Folha - Mas no quadro atual é irreversível que o PT tenha candidatura e que esses aliados tenham outras, como Ciro Gomes?

Cardozo - Acho absolutamente legítimo ao PT que possa colocar um nome de seus quadros para ser candidato à sucessão do presidente Lula. Seria irrazoável imaginar que um partido da dimensão do PT, tendo o atual presidente da República e tendo os quadros que tem dissesse 'vou abrir mão de apresentar qualquer nome meu para a sucessão de Lula'. Isso seria um absurdo. É como se o PT não se achasse capacitado sequer para ter nomes. Agora, é natural que uma candidatura petista tenha que ser construída num diálogo com outras formas. Não podemos dizer 'vocês vêm conosco apenas se respeitarem nossos nomes'. Isso é processo de construção, de aproximação, onde não podemos agir de forma arrogante. Temos que ter um processo maduro de construção política. É necessário e fundamental que desde já, com a próxima direção, seja implementado. Por exemplo, é bandeira fundamental a reforma política. E o PT tem que ter um papel ativo nisso, iniciando diálogo fraterno com outras forças de centro-esquerda. Nós não temos buscado essa ação de articulação com outros partidos. Não é só para eleição que digo isso. Falo para políticas comuns. Temos que ter uma posição partidária e o diálogo com os partidos políticos. Não podemos nos resumir a sermos um cartório de homologação das políticas de nossos governos. Temos que propor, articular, falar com outros partidos, construir situações favoráveis para mudanças. Infelizmente o PT não tem agido assim nos últimos tempos.

Folha - É consenso que a eleição de 2010 será atípica com a ausência de Lula. É um cenário novo para os dois campos. Isso impõe a necessidade de programas consistentes, já que não haverá nomes fortes?

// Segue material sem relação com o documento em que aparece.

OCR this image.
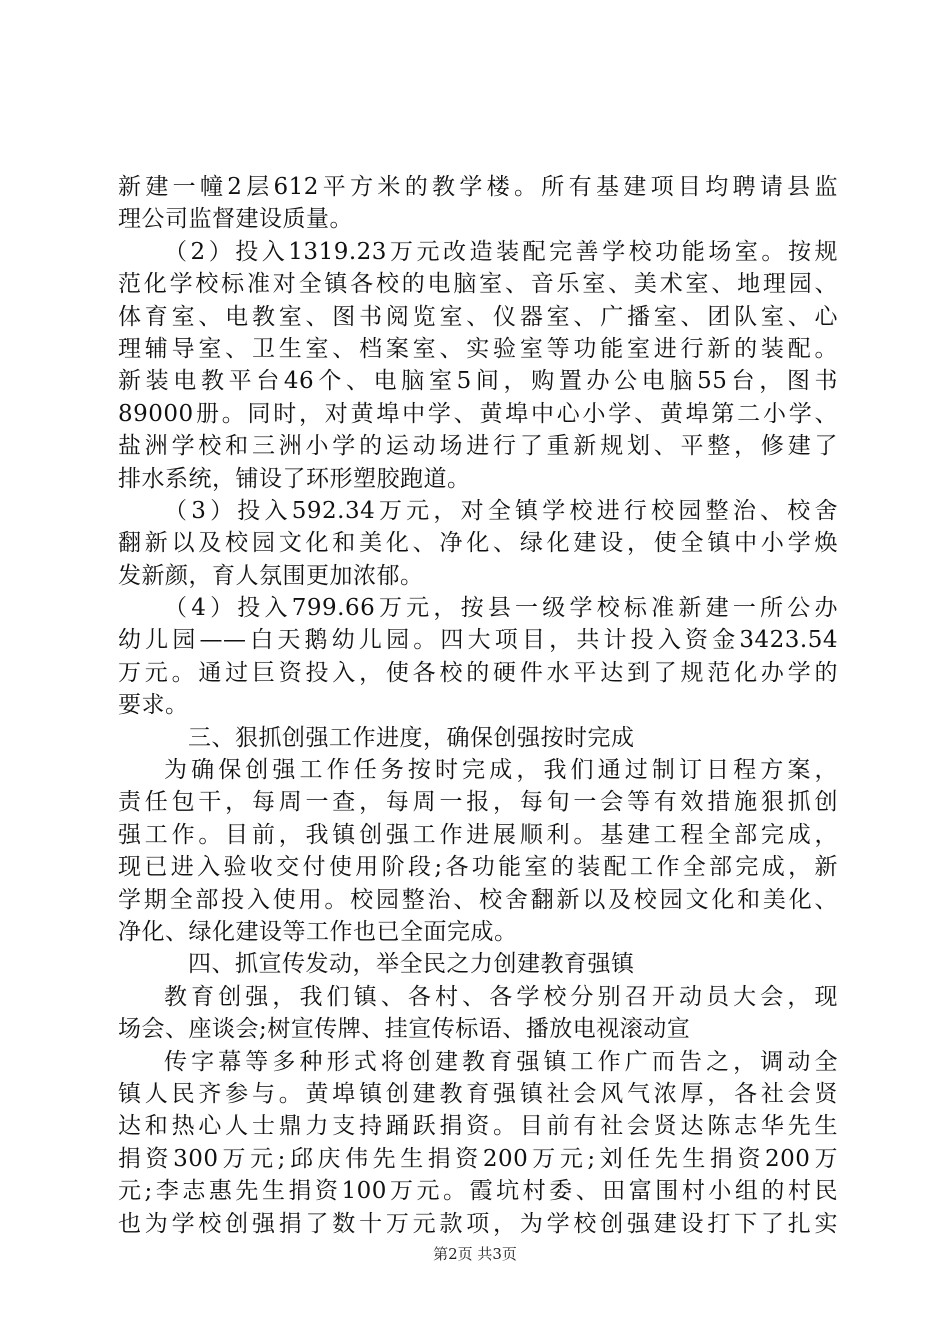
新建一幢2层612平方米的教学楼。所有基建项目均聘请县监
理公司监督建设质量。
（2）投入1319.23万元改造装配完善学校功能场室。按规
范化学校标准对全镇各校的电脑室、音乐室、美术室、地理园、
体育室、电教室、图书阅览室、仪器室、广播室、团队室、心
理辅导室、卫生室、档案室、实验室等功能室进行新的装配。
新装电教平台46个、电脑室5间，购置办公电脑55台，图书
89000册。同时，对黄埠中学、黄埠中心小学、黄埠第二小学、
盐洲学校和三洲小学的运动场进行了重新规划、平整，修建了
排水系统，铺设了环形塑胶跑道。
（3）投入592.34万元，对全镇学校进行校园整治、校舍
翻新以及校园文化和美化、净化、绿化建设，使全镇中小学焕
发新颜，育人氛围更加浓郁。
（4）投入799.66万元，按县一级学校标准新建一所公办
幼儿园——白天鹅幼儿园。四大项目，共计投入资金3423.54
万元。通过巨资投入，使各校的硬件水平达到了规范化办学的
要求。
三、狠抓创强工作进度，确保创强按时完成
为确保创强工作任务按时完成，我们通过制订日程方案，
责任包干，每周一查，每周一报，每旬一会等有效措施狠抓创
强工作。目前，我镇创强工作进展顺利。基建工程全部完成，
现已进入验收交付使用阶段;各功能室的装配工作全部完成，新
学期全部投入使用。校园整治、校舍翻新以及校园文化和美化、
净化、绿化建设等工作也已全面完成。
四、抓宣传发动，举全民之力创建教育强镇
教育创强，我们镇、各村、各学校分别召开动员大会，现
场会、座谈会;树宣传牌、挂宣传标语、播放电视滚动宣
传字幕等多种形式将创建教育强镇工作广而告之，调动全
镇人民齐参与。黄埠镇创建教育强镇社会风气浓厚，各社会贤
达和热心人士鼎力支持踊跃捐资。目前有社会贤达陈志华先生
捐资300万元;邱庆伟先生捐资200万元;刘任先生捐资200万
元;李志惠先生捐资100万元。霞坑村委、田富围村小组的村民
也为学校创强捐了数十万元款项，为学校创强建设打下了扎实
第2页 共3页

Cardozo - A definição de nome e a definição programática têm igual peso na eleição de 2010. O nome de uma candidatura petista tem que ser construído junto com um programa sólido de governo. Não podemos ignorar que a ausência de Lula traz a dimensão que temos que construir em novos termos uma nova candidatura. Temos desde já que nos preocuparmos com uma proposta de governo que sinalize claramente para a sociedade brasileira que a candidatura apoiada por nós seja a continuidade do governo Lula. Não a continuidade inercial, mas na perspectiva de manter as conquistas e aprofundar. Portanto, a nova direção nacional terá não só o papel de construir candidaturas, mas construí-las sem a situação de busca de hegemonia.

Folha - Há uma avaliação de segmentos do partido que será mais difícil para Ricardo Berzoini defender a candidatura própria, que Jilmar Tatto favoreceria Marta Suplicy [em 2010] e que a sua candidatura dá força ao ministro Tarso Genro.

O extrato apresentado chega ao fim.